Thomas Junior attended and swam for Lewis and Clark High School from around 1924-1927. Spokane's Lewis and Clark High School principal Henry M. Hart awarded him a varsity letter and a silver athletic trophy on June 14, 1927 for setting the school record in the 100-yard breaststroke.

==1928 Amsterdam Olympics==
On June 8, 1928, Blankenburg advanced to the semifinals of the men's 200-meter breaststroke event in Amsterdam, under Head Olympic Bill Bachrach, and placed ninth overall in the final standings with a time of 3:04.20.

On April 3, 1930, representing the Hollywood Athletic Club, at the National 1930 AAU Indoor Championships at Chicago's Lake Shore Athletic Club pool, he won the 220-yard breaststroke event.
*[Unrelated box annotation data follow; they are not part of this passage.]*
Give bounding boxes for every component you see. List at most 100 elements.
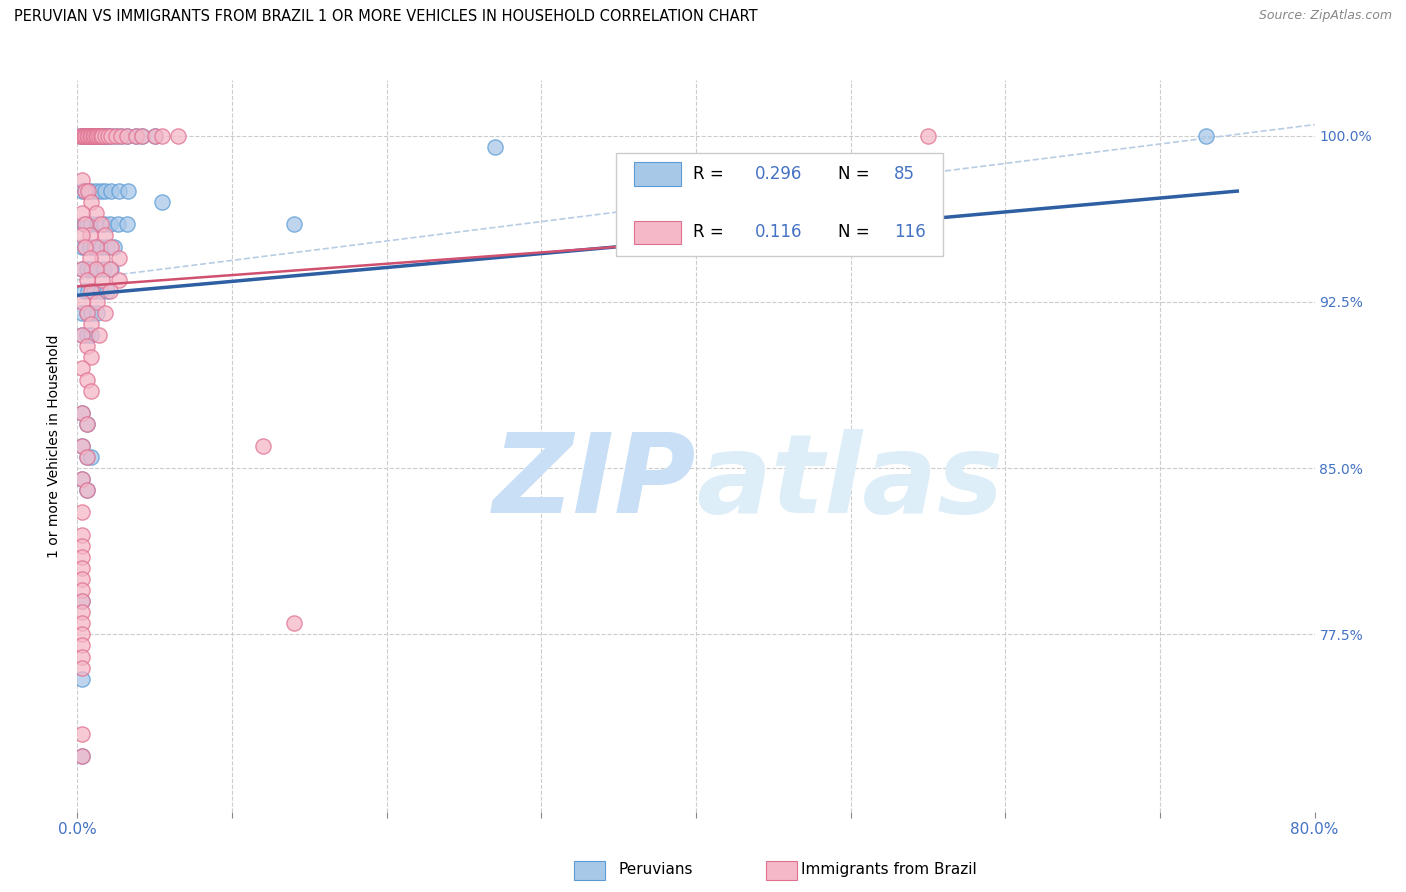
Point [167, 128, 190, 143]
Point [70, 649, 93, 664]
Point [110, 128, 132, 143]
Point [90, 184, 112, 198]
Point [70, 616, 93, 631]
Point [117, 184, 139, 198]
Point [70, 173, 93, 187]
Point [90, 128, 112, 143]
Point [110, 128, 132, 143]
Point [97, 128, 120, 143]
Point [75, 239, 96, 253]
Point [70, 672, 93, 686]
Point [80, 128, 103, 143]
Point [76, 450, 98, 464]
Point [100, 128, 122, 143]
Bar [634, 220, 681, 244]
Point [70, 206, 93, 220]
Point [70, 472, 93, 486]
Point [84, 128, 107, 143]
Point [76, 128, 98, 143]
Point [94, 306, 117, 320]
Text: 116: 116 [894, 223, 925, 242]
Point [1195, 128, 1218, 143]
Point [70, 261, 93, 276]
Point [90, 128, 112, 143]
Point [70, 660, 93, 674]
Point [86, 218, 108, 232]
Text: PERUVIAN VS IMMIGRANTS FROM BRAZIL 1 OR MORE VEHICLES IN HOUSEHOLD CORRELATION C: PERUVIAN VS IMMIGRANTS FROM BRAZIL 1 OR … [14, 9, 758, 24]
Text: 0.296: 0.296 [755, 165, 803, 183]
Point [70, 527, 93, 541]
Point [70, 506, 93, 520]
Point [143, 128, 166, 143]
Point [82, 128, 104, 143]
Point [76, 306, 98, 320]
Text: Source: ZipAtlas.com: Source: ZipAtlas.com [1258, 9, 1392, 22]
Point [77, 184, 100, 198]
Point [80, 306, 103, 320]
Point [69, 128, 91, 143]
Point [98, 218, 121, 232]
Point [69, 128, 91, 143]
Point [79, 228, 101, 243]
Point [80, 317, 103, 331]
Text: Immigrants from Brazil: Immigrants from Brazil [801, 863, 977, 877]
Point [72, 128, 94, 143]
Point [91, 251, 114, 265]
Point [80, 261, 103, 276]
Point [79, 128, 101, 143]
Point [91, 128, 114, 143]
Point [76, 483, 98, 498]
Text: Peruvians: Peruvians [619, 863, 693, 877]
Point [72, 218, 94, 232]
Point [84, 128, 107, 143]
Point [917, 128, 939, 143]
Point [90, 284, 112, 298]
Point [94, 128, 117, 143]
Text: atlas: atlas [696, 429, 1004, 536]
Point [90, 218, 112, 232]
Point [86, 306, 108, 320]
Point [80, 351, 103, 365]
Point [98, 284, 121, 298]
Point [80, 450, 103, 464]
Point [90, 239, 112, 253]
Point [76, 328, 98, 343]
Point [80, 195, 103, 210]
Point [100, 239, 122, 253]
Point [70, 639, 93, 653]
Point [79, 239, 101, 253]
Point [70, 605, 93, 619]
Point [70, 261, 93, 276]
Point [80, 218, 103, 232]
Point [103, 239, 125, 253]
Point [96, 284, 118, 298]
Bar [634, 162, 681, 186]
Point [70, 406, 93, 420]
Point [80, 284, 103, 298]
Point [152, 195, 174, 210]
Point [143, 128, 166, 143]
Point [77, 184, 100, 198]
Point [131, 128, 153, 143]
Point [84, 206, 107, 220]
Point [77, 128, 100, 143]
Point [84, 261, 107, 276]
Point [105, 128, 128, 143]
Point [77, 128, 100, 143]
Point [80, 128, 103, 143]
Point [70, 328, 93, 343]
Point [96, 239, 118, 253]
Point [91, 128, 114, 143]
Point [115, 218, 138, 232]
Text: R =: R = [693, 223, 730, 242]
Point [115, 128, 138, 143]
Point [86, 294, 108, 309]
Point [76, 339, 98, 353]
Point [75, 184, 96, 198]
Point [72, 284, 94, 298]
Point [80, 184, 103, 198]
Point [100, 128, 122, 143]
Point [70, 239, 93, 253]
Point [70, 294, 93, 309]
Point [76, 450, 98, 464]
For several of his years with the Hollywood Athletic Club, Blankenburg was coached by Clyde Swendsen.

==1932 Los Angeles Olympics==
He qualified to become a member of the U.S. Olympic swimming team for the 1932 Summer Olympics in the 200-meter breaststroke in mid-July at the Coney Island Park Pool in Cincinnati, Ohio, but was later disqualified as a "professional" when it was disclosed that he had worked as lifeguard in California. He tied for first place with Tom Moles in the Olympic trial 200-meter breaststroke event with a 2:55.4.

Blankenburg later attended the University of Oregon.

He died March 19, 1979 at the age of 69 in Los Angeles, California.